Pelvic floor dysfunction and muscle weakness may lead to the following disorders

  • Cystocele, anterior vaginal wall prolapse
  • Urethrocele, prolapse of the urethra
  • Cystourethrocele, prolapse of the urethra and bladder
  • Rectocele, prolapse of the rectum into the vagina
  • Enterocele, prolapse of the small intestine into the vagina
  • Uterine prolapse, prolapse of the uterus into the vagina

The pelvic floor is subject to clinically relevant changes that can result in

Anterior vaginal wall prolapse

  • Cystocele (bladder into vagina)
  • Urethrocele (urethra into the vagina)
  • Cystourethrocele (both bladder and urethra)

Posterior vaginal wall prolapse

  • Enterocele (small intestine into the vagina)
  • Rectocele (rectum into the vagina)

Apical vaginal prolapse

  • Uterine prolapse (uterus into the vagina)
  • Vaginal vault prolapse (roof of the vagina) – after hysterectomy

Clinical Significance of Pelvic floor

Clinical correlates related to female pelvic anatomy can be summarized as follows:

  • The standard position of the uterus is anteverted and anteflexed. Abnormal positioning of the uterus is associated with pathology. Retroversion, for example, is a cause of dyspareunia. Additionally, retroversion of a gravid uterus is associated with higher rates of spontaneous abortion.
  • The posterior cul-de-sac, located between the uterus and the rectum, is a potential space prone to fluid collection. Physiologic fluid accumulates during menses and ovulation. If fluid collection is pathologic, this space can undergo drainage via culdocentesis.
  • The posterior cul-de-sac communicates with the abdomen via the left and right epiploic gutters, which allows the spread of pelvic pathogens into the abdominal cavity. Due to the leftward position of the rectum, infections usual take the path of the right epiploic gutter. The right epiploic gutter leads to potential spaces surrounding the liver. These include the hepatorenal space, also known as Morrison’s pouch, and the subphrenic space.

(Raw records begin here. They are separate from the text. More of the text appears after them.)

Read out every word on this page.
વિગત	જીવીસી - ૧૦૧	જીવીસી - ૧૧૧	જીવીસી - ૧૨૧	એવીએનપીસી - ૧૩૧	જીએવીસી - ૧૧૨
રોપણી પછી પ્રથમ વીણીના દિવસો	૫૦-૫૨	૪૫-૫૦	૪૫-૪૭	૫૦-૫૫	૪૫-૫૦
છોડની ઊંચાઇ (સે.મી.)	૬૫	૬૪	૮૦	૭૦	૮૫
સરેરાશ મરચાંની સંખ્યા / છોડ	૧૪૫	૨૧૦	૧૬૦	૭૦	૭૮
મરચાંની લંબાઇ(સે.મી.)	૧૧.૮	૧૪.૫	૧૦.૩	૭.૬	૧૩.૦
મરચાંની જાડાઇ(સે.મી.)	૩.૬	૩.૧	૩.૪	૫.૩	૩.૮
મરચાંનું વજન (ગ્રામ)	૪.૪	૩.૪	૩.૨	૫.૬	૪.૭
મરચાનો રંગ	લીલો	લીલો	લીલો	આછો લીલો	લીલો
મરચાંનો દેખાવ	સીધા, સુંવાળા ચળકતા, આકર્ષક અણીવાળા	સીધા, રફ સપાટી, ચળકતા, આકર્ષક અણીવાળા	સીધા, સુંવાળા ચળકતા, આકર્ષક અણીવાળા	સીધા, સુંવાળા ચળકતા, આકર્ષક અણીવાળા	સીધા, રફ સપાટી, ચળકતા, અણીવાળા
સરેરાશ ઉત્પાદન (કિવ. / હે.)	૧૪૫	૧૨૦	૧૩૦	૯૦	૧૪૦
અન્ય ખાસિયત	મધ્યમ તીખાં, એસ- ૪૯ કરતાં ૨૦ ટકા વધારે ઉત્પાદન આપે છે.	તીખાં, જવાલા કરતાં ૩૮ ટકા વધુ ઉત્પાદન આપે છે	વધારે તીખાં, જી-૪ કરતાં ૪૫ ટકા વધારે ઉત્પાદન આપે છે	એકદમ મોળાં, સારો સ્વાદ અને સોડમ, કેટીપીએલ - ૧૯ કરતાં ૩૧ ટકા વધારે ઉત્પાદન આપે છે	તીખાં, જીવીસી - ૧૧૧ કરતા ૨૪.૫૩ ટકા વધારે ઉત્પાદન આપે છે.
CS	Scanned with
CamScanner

The infection of the subphrenic space secondary to a gonococcal pelvic infection is termed Fitz-Curtis-Hugh syndrome or gonococcal perihepatitis.
  • The increased length of the left ovarian vein makes it more susceptible to compression, especially during pregnancy. The compression of this vessel sometimes leads to pelvic venous compression syndrome and is a cause of chronic pelvic pain in both pregnant and non-pregnant patients.
  • Venous thromboembolism in pregnancy is most commonly left-sided and occur in the iliofemoral vessels, which is thought to be because of pelvic vessel engorgement in combination with the increased path the left iliac vein takes across the pelvis. These factors make this vessel more susceptible to compression by a gravid uterus.
  • Understanding the lymphatic drainage of the female reproductive tract is important when tracking the spread of gynecologic malignancies. Generally, the female reproductive organs drain to the internal and external iliac lymph nodes. A notable exception is the ovaries, which drain to the paraaortic lymph nodes.
  • The pudendal nerve receives sensory innervation to the lower vagina. Historically, pudendal nerve blocks were used to alleviate labor pains. However, pudendal nerve blocks are no longer commonly practiced due to the wide-spread use of epidural anesthesia.
  • The muscles of the pelvic floor are susceptible to injury during vaginal deliveries. The most commonly injured muscles are the pubococcygeus and puborectalis muscles due to their proximity to the vagina.
  • The pelvic vasculature contains many physiologic variants that are important for surgeons to know. Interventional radiologists should also be knowledgeable of variants, particularly during uterine artery embolization to treat fibroids. The uterine artery most commonly arises from the anterior branch of the internal iliac and shares a trunk with the obliterated umbilical artery. The most common variation is direct branching from the internal iliac.